パスワードは「123……」でいいの? 管理者が“少しずつ”変えるべきこと破られ方は4つ(2/6 ページ)

» 2024年05月23日 06時00分 公開

パスワードの破られ方

 パスワードの破られ方を今回は4つに分けて説明していきます。

 先に4つを挙げておくと、(1)総当たり(ブルートフォース)攻撃、(2)辞書(ディクショナリ)攻撃、(3)総当たりと辞書の逆パターン(リバースブルートフォースなど)、(4)リスト型攻撃です。それでは1つずつ紹介していきます。

(1)総当たり(ブルートフォース)攻撃

 ブルート(brute)はあまり聞きなれないかもしれませんが、「野蛮な、強引な、力任せな」といった意味で、力任せに全部試す攻撃です。例えば南京錠みたいな形のものや扉でもありますが、数字が4桁なら0000から9999までの1万通りを試せばいつかは破れるだろうというものです。
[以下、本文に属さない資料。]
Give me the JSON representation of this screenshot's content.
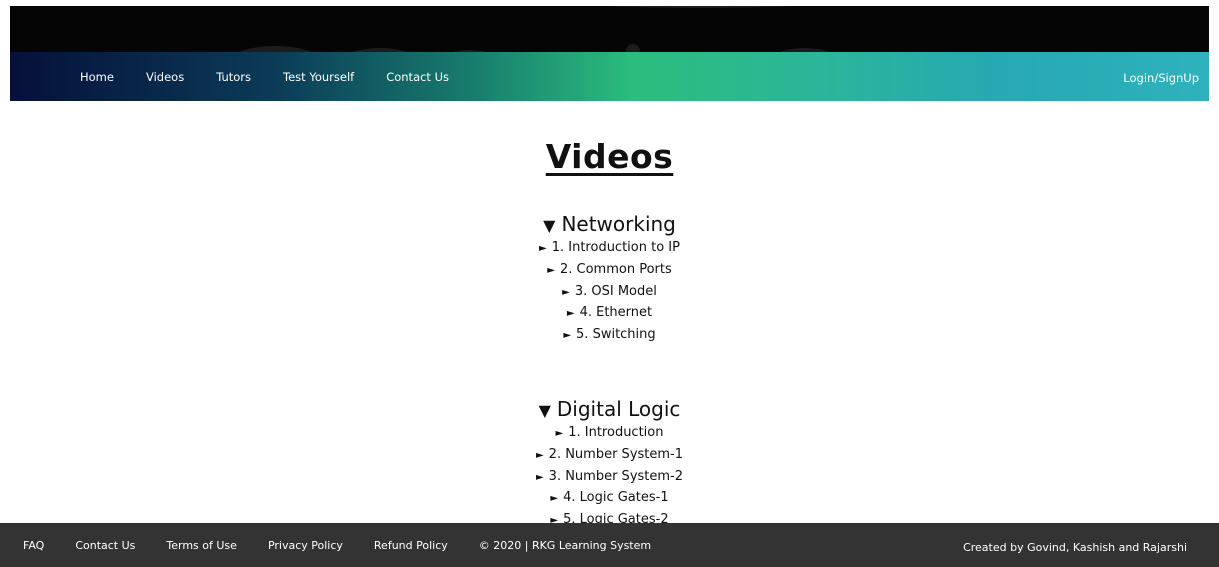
{
  "nav": {
    "links": [
      "Home",
      "Videos",
      "Tutors",
      "Test Yourself",
      "Contact Us"
    ],
    "login": "Login/SignUp"
  },
  "main": {
    "title": "Videos",
    "sections": [
      {
        "heading": "Networking",
        "items": [
          "1. Introduction to IP",
          "2. Common Ports",
          "3. OSI Model",
          "4. Ethernet",
          "5. Switching"
        ]
      },
      {
        "heading": "Digital Logic",
        "items": [
          "1. Introduction",
          "2. Number System-1",
          "3. Number System-2",
          "4. Logic Gates-1",
          "5. Logic Gates-2"
        ]
      }
    ]
  },
  "footer": {
    "links": [
      "FAQ",
      "Contact Us",
      "Terms of Use",
      "Privacy Policy",
      "Refund Policy"
    ],
    "copyright": "© 2020 | RKG Learning System",
    "credit": "Created by Govind, Kashish and Rajarshi"
  },
  "glyphs": {
    "expanded": "▼",
    "collapsed": "►"
  }
}
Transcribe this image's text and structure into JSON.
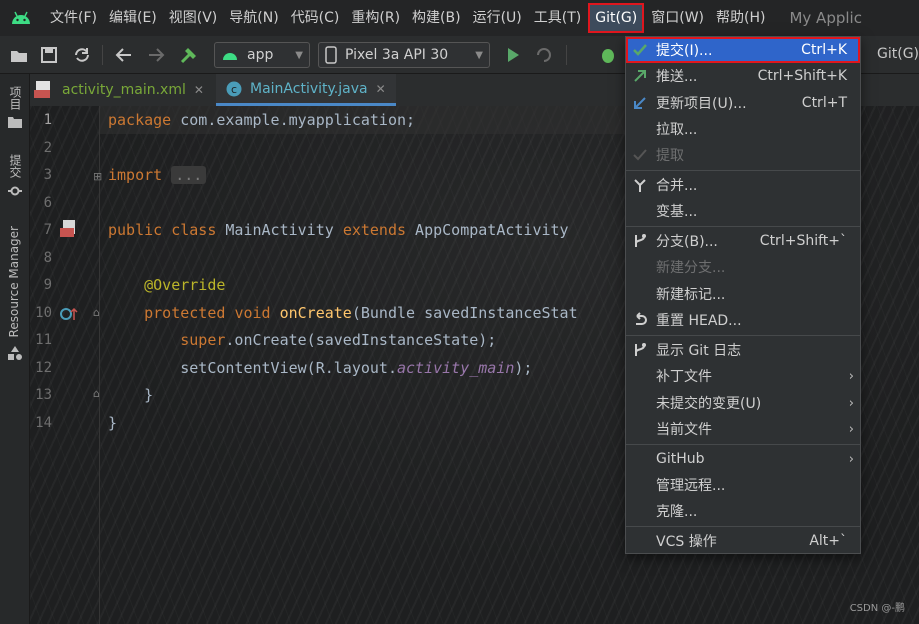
{
  "menubar": {
    "items": [
      {
        "label": "文件(F)"
      },
      {
        "label": "编辑(E)"
      },
      {
        "label": "视图(V)"
      },
      {
        "label": "导航(N)"
      },
      {
        "label": "代码(C)"
      },
      {
        "label": "重构(R)"
      },
      {
        "label": "构建(B)"
      },
      {
        "label": "运行(U)"
      },
      {
        "label": "工具(T)"
      },
      {
        "label": "Git(G)"
      },
      {
        "label": "窗口(W)"
      },
      {
        "label": "帮助(H)"
      }
    ],
    "window_title": "My Applic"
  },
  "toolbar": {
    "module": "app",
    "device": "Pixel 3a API 30",
    "git_label": "Git(G)"
  },
  "left_strip": {
    "project": "项目",
    "commit": "提交",
    "resource_manager": "Resource Manager"
  },
  "tabs": [
    {
      "label": "activity_main.xml"
    },
    {
      "label": "MainActivity.java"
    }
  ],
  "editor": {
    "line_numbers": [
      "1",
      "2",
      "3",
      "6",
      "7",
      "8",
      "9",
      "10",
      "11",
      "12",
      "13",
      "14"
    ],
    "lines": {
      "l1": {
        "kw": "package",
        "rest": " com.example.myapplication;"
      },
      "l3": {
        "kw": "import",
        "fold": "..."
      },
      "l7": {
        "kw1": "public",
        "kw2": "class",
        "name": " MainActivity ",
        "kw3": "extends",
        "rest": " AppCompatActivity"
      },
      "l9": {
        "ann": "@Override"
      },
      "l10": {
        "kw1": "protected",
        "kw2": "void",
        "fn": "onCreate",
        "rest": "(Bundle savedInstanceStat"
      },
      "l11": {
        "kw": "super",
        "rest": ".onCreate(savedInstanceState);"
      },
      "l12": {
        "pre": "setContentView(R.layout.",
        "it": "activity_main",
        "post": ");"
      },
      "l13": {
        "text": "}"
      },
      "l14": {
        "text": "}"
      }
    }
  },
  "git_menu": {
    "groups": [
      [
        {
          "label": "提交(I)...",
          "shortcut": "Ctrl+K",
          "icon": "check-icon",
          "selected": true
        },
        {
          "label": "推送...",
          "shortcut": "Ctrl+Shift+K",
          "icon": "push-arrow-icon"
        },
        {
          "label": "更新项目(U)...",
          "shortcut": "Ctrl+T",
          "icon": "update-arrow-icon"
        },
        {
          "label": "拉取...",
          "shortcut": "",
          "icon": ""
        },
        {
          "label": "提取",
          "shortcut": "",
          "icon": "fetch-icon",
          "disabled": true
        }
      ],
      [
        {
          "label": "合并...",
          "shortcut": "",
          "icon": "merge-icon"
        },
        {
          "label": "变基...",
          "shortcut": "",
          "icon": ""
        }
      ],
      [
        {
          "label": "分支(B)...",
          "shortcut": "Ctrl+Shift+`",
          "icon": "branch-icon"
        },
        {
          "label": "新建分支...",
          "shortcut": "",
          "icon": "",
          "disabled": true
        },
        {
          "label": "新建标记...",
          "shortcut": "",
          "icon": ""
        },
        {
          "label": "重置 HEAD...",
          "shortcut": "",
          "icon": "reset-icon"
        }
      ],
      [
        {
          "label": "显示 Git 日志",
          "shortcut": "",
          "icon": "log-icon"
        },
        {
          "label": "补丁文件",
          "shortcut": "",
          "icon": "",
          "submenu": true
        },
        {
          "label": "未提交的变更(U)",
          "shortcut": "",
          "icon": "",
          "submenu": true
        },
        {
          "label": "当前文件",
          "shortcut": "",
          "icon": "",
          "submenu": true
        }
      ],
      [
        {
          "label": "GitHub",
          "shortcut": "",
          "icon": "",
          "submenu": true
        },
        {
          "label": "管理远程...",
          "shortcut": "",
          "icon": ""
        },
        {
          "label": "克隆...",
          "shortcut": "",
          "icon": ""
        }
      ],
      [
        {
          "label": "VCS 操作",
          "shortcut": "Alt+`",
          "icon": ""
        }
      ]
    ]
  },
  "watermark": "CSDN @-鹏",
  "colors": {
    "accent_selected": "#2f65ca",
    "highlight_border": "#e0161e",
    "keyword": "#cc7832",
    "function": "#ffc66d",
    "annotation": "#bbb529"
  }
}
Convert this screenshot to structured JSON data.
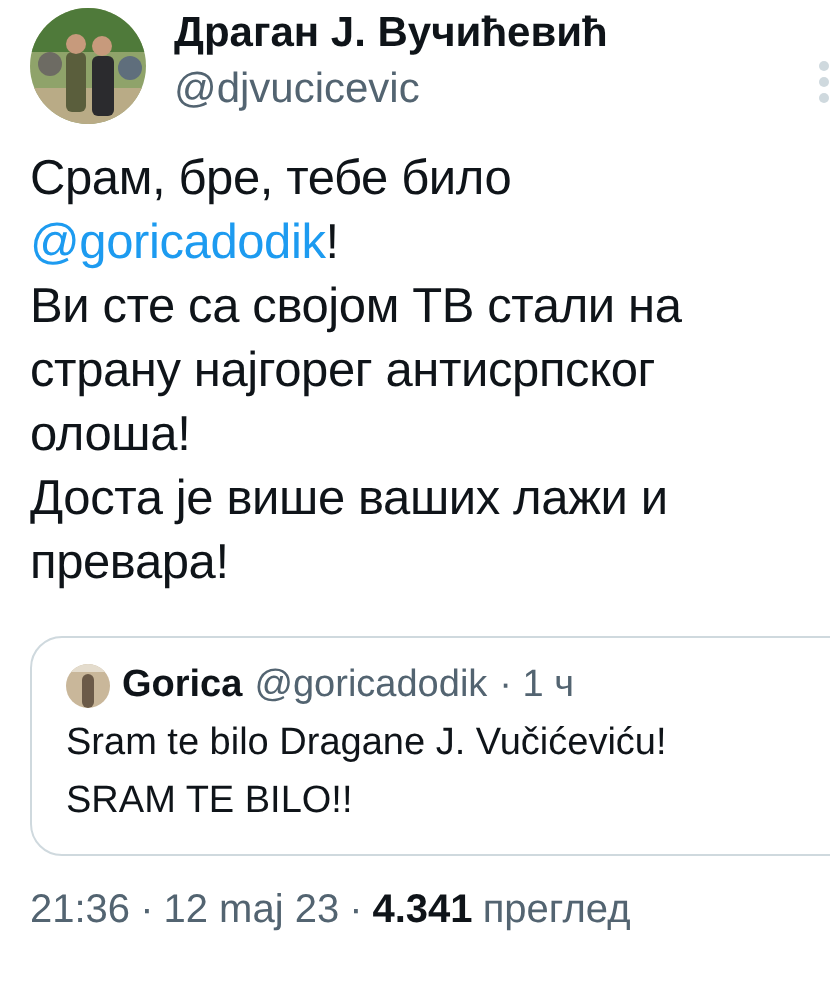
{
  "author": {
    "name": "Драган J. Вучићевић",
    "handle": "@djvucicevic"
  },
  "tweet": {
    "paragraphs": [
      {
        "text": "Срам, бре, тебе било ",
        "mention": "@goricadodik",
        "after": "!"
      },
      {
        "text": "Ви сте са својом ТВ стали на страну најгорег антисрпског олоша!"
      },
      {
        "text": "Доста је више ваших лажи и превара!"
      }
    ]
  },
  "quote": {
    "name": "Gorica",
    "handle": "@goricadodik",
    "time": "· 1 ч",
    "lines": [
      "Sram te bilo Dragane J. Vučićeviću!",
      "SRAM TE BILO!!"
    ]
  },
  "footer": {
    "time": "21:36",
    "separators": [
      "·",
      "·"
    ],
    "date": "12 maj 23",
    "views": "4.341",
    "views_label": "преглед"
  }
}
 これは、パスワードの鉄則1つめの「短い文字列を使わないこと」と対応しています。最近のシステムでは、何回か試すと一定時間ログインできなくなるものがありますが、長い時間をかければいつかは破られてしまう恐れがあります。短ければ短いほど破られやすく、仮に1ケタなら10回試せば破れてしまいます。

(2)辞書(ディクショナリ)攻撃

 辞書というのは、よくパスワードに使われるさまざまな文字列が登録されたテキストファイルで、そこに書かれた文字列を順番に試していく攻撃です。辞書には、多くの人が付けてしまいがちな文字列が登録されています。例えば、8文字しか使えないシステムの場合は、passwordや12345678、キーボードの横並びの文字列を使ったasdfqwer、その他に縦や斜めのパターンなどもあります。

 人名、地名、文字の置き換え表現(アルファベットの「T」を数字の「7」や、「A」を「@」など)もあります。ほかにはセキュリティベンダーから発表される、最も多く使われたパスワードランキングの上位の文字列です(パナマのセキュリティ企業であるNord Securityが発表する「世界で最も利用されたパスワードTop200」など)。それだけ多く利用されているなら、それを使えば破れるんじゃないか、ということです。

 これは、パスワードの鉄則の2つめの「推測可能な文字列を使用しない」と対応しています。自分が思い付くものは他人(攻撃者)も思い付くということです。